Por: Juan Gabriel Vásquez

La religión y Estados Unidos

EN 1999, UN AÑO ANTES DE LAS ELECciones que (no) ganó, George Bush habló con varios líderes evangelistas sobre su campaña para la Presidencia de Estados Unidos. “Sé que no será fácil para mí o para mi familia”, dijo, “pero Dios quiere que lo haga”.

Y Bush obedeció: si Dios quiere que uno sea presidente, uno obedece: no hay más remedio. Tras (no) ser elegido, Bush emprendió una transformación radical de su país cuyos alcances, me parece, no han sido medidos del todo. Entre las cosas que más preocupan a los ciudadanos, según las encuestas, están la guerra en Irak, la educación y la salud pública. Pero es posible que el verdadero reto para Obama o McCain no sea nada de eso, sino un elemento que es responsable directamente de los problemas en la salud pública, en la educación y en Irak: la religión.

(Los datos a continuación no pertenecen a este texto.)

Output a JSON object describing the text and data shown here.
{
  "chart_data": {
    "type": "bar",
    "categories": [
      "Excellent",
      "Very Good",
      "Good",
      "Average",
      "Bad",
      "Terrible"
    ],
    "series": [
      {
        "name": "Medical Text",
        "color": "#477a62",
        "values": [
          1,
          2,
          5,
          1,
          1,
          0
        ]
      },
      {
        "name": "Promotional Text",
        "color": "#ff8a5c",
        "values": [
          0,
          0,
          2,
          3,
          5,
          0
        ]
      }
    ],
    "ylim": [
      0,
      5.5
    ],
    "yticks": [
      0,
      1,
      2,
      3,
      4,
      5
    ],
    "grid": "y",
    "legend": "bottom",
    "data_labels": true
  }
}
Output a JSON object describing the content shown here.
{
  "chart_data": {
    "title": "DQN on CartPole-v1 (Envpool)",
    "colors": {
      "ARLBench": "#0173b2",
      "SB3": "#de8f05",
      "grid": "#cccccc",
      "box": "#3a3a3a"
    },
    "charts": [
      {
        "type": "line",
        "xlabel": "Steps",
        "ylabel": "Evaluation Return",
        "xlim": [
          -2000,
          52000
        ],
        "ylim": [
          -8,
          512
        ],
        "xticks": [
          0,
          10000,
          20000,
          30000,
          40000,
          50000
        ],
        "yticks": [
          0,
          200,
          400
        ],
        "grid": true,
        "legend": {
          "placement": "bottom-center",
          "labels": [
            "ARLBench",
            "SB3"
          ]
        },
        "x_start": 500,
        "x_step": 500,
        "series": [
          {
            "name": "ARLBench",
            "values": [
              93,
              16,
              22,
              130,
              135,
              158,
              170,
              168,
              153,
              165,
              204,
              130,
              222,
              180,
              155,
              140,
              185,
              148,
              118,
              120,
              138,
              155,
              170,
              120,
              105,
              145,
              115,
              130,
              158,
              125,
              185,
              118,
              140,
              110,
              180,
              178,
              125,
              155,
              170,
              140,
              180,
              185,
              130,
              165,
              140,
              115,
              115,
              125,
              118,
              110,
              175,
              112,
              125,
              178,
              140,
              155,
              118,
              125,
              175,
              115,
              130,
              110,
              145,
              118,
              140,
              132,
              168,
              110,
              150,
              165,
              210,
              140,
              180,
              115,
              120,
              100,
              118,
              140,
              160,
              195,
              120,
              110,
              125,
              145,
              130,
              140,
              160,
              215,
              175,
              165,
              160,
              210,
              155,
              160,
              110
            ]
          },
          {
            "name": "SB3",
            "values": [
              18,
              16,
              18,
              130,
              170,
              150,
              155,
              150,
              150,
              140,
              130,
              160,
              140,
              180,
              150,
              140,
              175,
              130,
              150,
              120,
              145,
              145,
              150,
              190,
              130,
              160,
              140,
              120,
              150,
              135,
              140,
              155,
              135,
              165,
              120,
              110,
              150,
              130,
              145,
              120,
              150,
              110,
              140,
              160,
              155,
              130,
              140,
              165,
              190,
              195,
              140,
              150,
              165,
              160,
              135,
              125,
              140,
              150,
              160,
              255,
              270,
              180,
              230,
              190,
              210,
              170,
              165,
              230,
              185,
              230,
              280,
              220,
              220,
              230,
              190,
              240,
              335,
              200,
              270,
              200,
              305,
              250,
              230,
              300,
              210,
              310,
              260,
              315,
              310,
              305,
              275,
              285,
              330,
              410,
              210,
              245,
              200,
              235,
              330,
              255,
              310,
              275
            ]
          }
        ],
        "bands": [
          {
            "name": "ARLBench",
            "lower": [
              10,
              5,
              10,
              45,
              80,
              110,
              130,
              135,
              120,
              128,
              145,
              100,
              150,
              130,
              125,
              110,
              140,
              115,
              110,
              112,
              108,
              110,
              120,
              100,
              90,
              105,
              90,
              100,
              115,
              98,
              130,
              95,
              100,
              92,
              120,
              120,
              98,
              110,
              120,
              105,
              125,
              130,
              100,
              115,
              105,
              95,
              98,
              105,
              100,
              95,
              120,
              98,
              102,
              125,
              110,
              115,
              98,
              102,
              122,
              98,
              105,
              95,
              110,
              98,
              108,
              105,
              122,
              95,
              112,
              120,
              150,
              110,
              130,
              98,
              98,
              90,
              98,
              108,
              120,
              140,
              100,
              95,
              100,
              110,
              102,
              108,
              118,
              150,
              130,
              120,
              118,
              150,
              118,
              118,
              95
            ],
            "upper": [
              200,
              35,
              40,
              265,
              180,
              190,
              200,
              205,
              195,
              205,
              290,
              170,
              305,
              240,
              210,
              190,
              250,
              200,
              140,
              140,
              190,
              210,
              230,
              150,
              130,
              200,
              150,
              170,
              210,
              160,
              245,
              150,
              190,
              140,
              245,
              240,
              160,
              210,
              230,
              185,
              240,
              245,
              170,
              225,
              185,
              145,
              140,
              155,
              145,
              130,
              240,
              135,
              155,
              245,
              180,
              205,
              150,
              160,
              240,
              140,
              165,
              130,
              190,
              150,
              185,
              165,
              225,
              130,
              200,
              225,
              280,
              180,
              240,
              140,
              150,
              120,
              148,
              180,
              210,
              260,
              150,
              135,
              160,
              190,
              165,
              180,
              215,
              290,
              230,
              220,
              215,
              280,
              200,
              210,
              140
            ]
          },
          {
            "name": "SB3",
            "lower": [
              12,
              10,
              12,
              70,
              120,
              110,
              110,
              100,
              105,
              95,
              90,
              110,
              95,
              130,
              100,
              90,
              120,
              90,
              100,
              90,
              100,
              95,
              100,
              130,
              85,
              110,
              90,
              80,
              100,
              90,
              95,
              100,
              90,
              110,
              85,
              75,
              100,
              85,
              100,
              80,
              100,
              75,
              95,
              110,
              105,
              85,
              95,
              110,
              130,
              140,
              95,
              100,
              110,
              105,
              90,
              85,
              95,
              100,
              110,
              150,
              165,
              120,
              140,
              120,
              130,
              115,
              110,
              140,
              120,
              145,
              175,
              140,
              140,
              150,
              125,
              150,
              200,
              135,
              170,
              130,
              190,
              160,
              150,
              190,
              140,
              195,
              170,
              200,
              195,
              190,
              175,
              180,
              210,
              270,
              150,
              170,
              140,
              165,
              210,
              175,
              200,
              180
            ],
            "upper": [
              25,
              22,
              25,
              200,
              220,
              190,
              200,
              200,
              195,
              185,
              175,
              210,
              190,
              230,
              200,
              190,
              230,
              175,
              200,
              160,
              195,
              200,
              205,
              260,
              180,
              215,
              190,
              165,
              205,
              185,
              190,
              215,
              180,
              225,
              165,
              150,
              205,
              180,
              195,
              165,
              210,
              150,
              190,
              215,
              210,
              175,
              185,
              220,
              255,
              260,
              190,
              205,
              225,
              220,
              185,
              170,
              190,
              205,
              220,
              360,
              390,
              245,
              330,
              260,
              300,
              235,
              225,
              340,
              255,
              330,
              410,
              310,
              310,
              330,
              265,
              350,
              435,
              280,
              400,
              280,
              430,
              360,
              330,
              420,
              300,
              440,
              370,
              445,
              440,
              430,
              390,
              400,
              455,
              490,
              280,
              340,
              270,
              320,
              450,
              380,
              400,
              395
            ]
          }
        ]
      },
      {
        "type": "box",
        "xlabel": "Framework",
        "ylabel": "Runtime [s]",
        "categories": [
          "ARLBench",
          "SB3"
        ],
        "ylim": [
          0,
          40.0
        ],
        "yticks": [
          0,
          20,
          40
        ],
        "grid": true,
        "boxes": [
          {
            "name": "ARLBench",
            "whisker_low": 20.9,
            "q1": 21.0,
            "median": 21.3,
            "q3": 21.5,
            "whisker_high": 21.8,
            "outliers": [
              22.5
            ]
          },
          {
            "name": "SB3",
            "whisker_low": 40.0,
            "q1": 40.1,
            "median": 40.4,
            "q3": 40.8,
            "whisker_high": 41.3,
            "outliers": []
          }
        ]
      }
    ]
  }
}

Nunca, en la historia de Estados Unidos, la religión había tenido una presencia tan definitiva en la toma de decisiones de un gobierno. A los creyentes norteamericanos les gusta pensar que el país está fundado sobre principios religiosos (Dios aparece mencionado en muchas partes, desde los billetes hasta el juramento a la bandera), pero la verdad es que ni siquiera los presidentes más notoriamente evangélicos, de Lyndon Johnson a Ronald Reagan, se han permitido el diseño de políticas nacionales basándose en argumentos religiosos. La Casa Blanca de Bush, en cambio, es lo más parecido posible a una iglesia; y no me refiero a la institución de grupos de estudio de la Biblia (a los cuales, al parecer, asiste la mitad de la Casa Blanca), sino a la fe evangélica como manera de llevar un país. Llevar su salud, su educación y su guerra en Irak.

La salud: la administración Bush está obsesionada con el sexo, y esta obsesión se ha manifestado en 150 millones de dólares gastados anualmente (es un promedio) en políticas de abstinencia. Los programas financiados con este dinero sostienen, entre otras bellezas, que el VIH se contagia por medio del sudor y que el aborto causa cáncer. La educación: la administración Bush está obsesionada con el evolucionismo y Bush ha argumentado a favor de que también se enseñe el diseño inteligente en la clase de ciencias. Dios junto a Darwin, porque lo contrario, decir que lo uno es religión y lo otro es ciencia, va contra la libertad de creencias. Pero es que la administración Bush no es buena para separar las cosas: John Ashcroft, fiscal general, dijo una vez que la separación entre Iglesia y Estado era “un muro de opresión religiosa”.

Y finalmente: la guerra en Irak. Para la administración Bush está claro que esta guerra ha recibido siempre el apoyo de Dios. Durante los primeros meses de la guerra, al final de la primera presidencia de Bush, el general Jerry Boykin, uno de los encargados de encontrar a Osama Bin Laden, hizo una gira por varias iglesias pidiéndoles a los feligreses que se preguntaran por qué estaba Bush en la Casa Blanca. “La mayoría de los estadounidenses no votó por él. ¿Por qué está ahí? Hoy les digo que está en la Casa Blanca porque Dios lo puso ahí para momentos como éstos. Para que lidere, no sólo al país sino también al mundo, en momentos como éstos”. El reverendo Falwell, ese predicador fundamentalista de extrema derecha que murió hace poco más de un año, fue más claro: “Es la guerra del Bien contra el Mal”.

Qué curioso: las mismas palabras las usó John McCain en 2004. La guerra, dijo, “es una lucha entre el Bien y el Mal”. Y luego dijo: “El tema no es mucho más ambiguo”. Son las certezas envidiables que da la fe. Así da gusto gobernar.